The Geoff Henke Olympic Winter Training Centre, which opened at Brisbane’s Sleeman Sports Centre late last year, is the Southern Hemisphere’s first year-round freestyle ski-jumping facility.
It provides a training ground for elite aerial and mogul skiers, with seven ramps for athletes to ski down and jump off, before landing in a swimming pool.
“It’s a 40-metre-tall steel structure with quite a small footprint as it cantilevers over the road,” Kneller told create. “The ramps butt right up to the pool. You ski down, hit the jump, perform your aerial manoeuvre and then land in the water.
“The detail around those jumps, getting the dimensions right and figuring out how to detail and roll the steel meant it was an incredibly bespoke piece of infrastructure.”
It was a chance encounter at a charity event in Thredbo in 2014 that led to Kneller’s involvement in the project.
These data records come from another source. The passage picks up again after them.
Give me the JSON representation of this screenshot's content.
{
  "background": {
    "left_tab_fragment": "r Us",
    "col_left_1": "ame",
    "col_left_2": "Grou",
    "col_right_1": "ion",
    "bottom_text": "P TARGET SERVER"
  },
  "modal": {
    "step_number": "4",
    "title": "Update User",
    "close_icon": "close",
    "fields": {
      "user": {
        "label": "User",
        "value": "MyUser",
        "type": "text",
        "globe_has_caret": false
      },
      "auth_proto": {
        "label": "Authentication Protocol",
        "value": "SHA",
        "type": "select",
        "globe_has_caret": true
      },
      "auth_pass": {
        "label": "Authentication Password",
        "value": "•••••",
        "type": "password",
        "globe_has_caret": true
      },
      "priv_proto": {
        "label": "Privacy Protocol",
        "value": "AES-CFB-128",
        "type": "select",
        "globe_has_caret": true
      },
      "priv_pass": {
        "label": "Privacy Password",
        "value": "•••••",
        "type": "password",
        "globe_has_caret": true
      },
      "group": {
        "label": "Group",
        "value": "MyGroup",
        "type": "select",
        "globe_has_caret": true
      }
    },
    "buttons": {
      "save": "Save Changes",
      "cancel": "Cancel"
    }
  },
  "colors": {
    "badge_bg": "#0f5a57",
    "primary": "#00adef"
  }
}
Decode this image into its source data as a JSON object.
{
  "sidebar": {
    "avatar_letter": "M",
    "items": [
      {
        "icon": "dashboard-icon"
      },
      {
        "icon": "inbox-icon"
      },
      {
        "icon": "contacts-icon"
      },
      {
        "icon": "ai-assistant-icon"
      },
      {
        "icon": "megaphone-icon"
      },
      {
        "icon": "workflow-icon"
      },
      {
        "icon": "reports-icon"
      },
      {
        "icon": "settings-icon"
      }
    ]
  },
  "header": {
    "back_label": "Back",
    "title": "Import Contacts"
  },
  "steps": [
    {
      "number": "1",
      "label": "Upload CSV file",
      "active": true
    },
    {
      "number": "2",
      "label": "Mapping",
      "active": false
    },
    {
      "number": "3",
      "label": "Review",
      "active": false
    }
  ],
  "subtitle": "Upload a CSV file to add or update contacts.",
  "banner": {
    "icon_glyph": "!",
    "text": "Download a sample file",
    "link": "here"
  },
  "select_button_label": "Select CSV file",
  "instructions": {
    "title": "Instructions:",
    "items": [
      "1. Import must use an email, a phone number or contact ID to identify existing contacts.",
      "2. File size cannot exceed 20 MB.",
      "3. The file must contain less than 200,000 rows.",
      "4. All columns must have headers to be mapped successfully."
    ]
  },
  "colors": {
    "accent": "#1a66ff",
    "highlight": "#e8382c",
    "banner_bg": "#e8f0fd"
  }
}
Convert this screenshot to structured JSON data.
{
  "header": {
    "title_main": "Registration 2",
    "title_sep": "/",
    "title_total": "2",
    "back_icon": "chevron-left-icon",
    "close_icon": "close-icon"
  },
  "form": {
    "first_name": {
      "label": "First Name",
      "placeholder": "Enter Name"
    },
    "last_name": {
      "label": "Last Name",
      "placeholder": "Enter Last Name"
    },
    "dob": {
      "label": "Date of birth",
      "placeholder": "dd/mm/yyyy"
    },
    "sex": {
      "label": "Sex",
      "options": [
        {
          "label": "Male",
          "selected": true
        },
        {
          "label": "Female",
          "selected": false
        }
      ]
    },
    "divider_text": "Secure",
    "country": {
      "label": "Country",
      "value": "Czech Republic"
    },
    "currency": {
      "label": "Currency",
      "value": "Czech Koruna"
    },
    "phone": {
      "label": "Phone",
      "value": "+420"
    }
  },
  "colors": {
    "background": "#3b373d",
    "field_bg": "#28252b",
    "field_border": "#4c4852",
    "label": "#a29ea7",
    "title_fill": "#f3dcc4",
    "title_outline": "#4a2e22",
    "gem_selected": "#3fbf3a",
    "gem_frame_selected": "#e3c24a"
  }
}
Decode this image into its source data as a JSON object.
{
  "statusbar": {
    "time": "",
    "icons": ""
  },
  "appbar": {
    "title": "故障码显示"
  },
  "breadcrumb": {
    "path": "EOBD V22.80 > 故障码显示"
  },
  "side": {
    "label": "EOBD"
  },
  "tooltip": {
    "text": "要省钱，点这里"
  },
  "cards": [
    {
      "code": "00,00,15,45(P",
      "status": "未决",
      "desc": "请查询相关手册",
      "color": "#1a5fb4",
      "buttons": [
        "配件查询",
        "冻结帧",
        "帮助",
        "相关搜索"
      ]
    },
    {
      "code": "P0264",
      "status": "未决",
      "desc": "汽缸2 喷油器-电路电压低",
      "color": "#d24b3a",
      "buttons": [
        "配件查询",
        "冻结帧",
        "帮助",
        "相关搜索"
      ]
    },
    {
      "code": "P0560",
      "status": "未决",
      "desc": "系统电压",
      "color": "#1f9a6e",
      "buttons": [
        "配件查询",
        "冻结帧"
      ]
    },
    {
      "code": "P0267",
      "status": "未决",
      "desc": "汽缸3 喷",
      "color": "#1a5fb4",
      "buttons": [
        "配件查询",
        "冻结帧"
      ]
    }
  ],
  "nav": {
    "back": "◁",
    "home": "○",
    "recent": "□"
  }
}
Having retired from professional skiing after that year’s Sochi Olympics, he had almost completed engineering and commerce degrees at the University of New South Wales when he bumped into Derek Nix, a founding director at project management firm Colliers International.
“Derek and I hit it off and so I reached out to him for a job,” Kneller said. “Derek had quite a lot of previous involvement with the development of water ramp facilities with the Winter Sport Institute of Australia and had been trying to get [the new facility] off the ground for quite some time.
“When the facility finally found a home in Brisbane, Derek and I were appointed by the Olympic Winter Institute of Australia to manage it on their behalf, from the conceptual stage all the way to completion.”
But it wasn’t only his passion for skiing that made Kneller the right man for the job — he actually wrote his engineering thesis on the centre, looking at the flight path of athletes and resolving the dimensions of the jump.
“I knew the users and I understood their requirements, what’s needed from a high-performance perspective,” he said.
“We also ran a series of user group workshops to understand what both athletes and coaches needed. We turned this information into a brief, then into a design and through to construction.
“I think that understanding makes all the difference. It’s about piecing together all these little parts to get the final product you’re after.”
Despite its hot and humid reputation, Queensland has a unique Winter Olympic heritage, with Brisbane’s Steven Bradbury claiming Australia’s first ever gold medal at the Games in Salt Lake City in 2002.
The aim of the new facility is to eliminate the competitive disadvantage faced by Australian athletes, who previously had to travel overseas to train.
After the success of the Brisbane facility, Kneller is now working on a project at the National Snow Sports Training Centre in his home town of Jindabyne, New South Wales.
“Instead of athletes jumping into water they’re jumping off onto a big inflated air bag,” he said.
“It’s very close to home and a project I’m particularly passionate about … It’s really special to me to deliver these key pieces of winter sporting infrastructure.”
It was a love of building things and the desire to see projects come to life that set Kneller on the path to an engineering degree. He ended up in a project management role, which he enjoys because of the broad nature of the job.
“I really enjoy the role that I have, because I have oversight over the engineers, architects, the client and financial modelling,” he said.
“It’s all encompassing and that’s what I enjoy — being able to see the whole project and how it comes together.”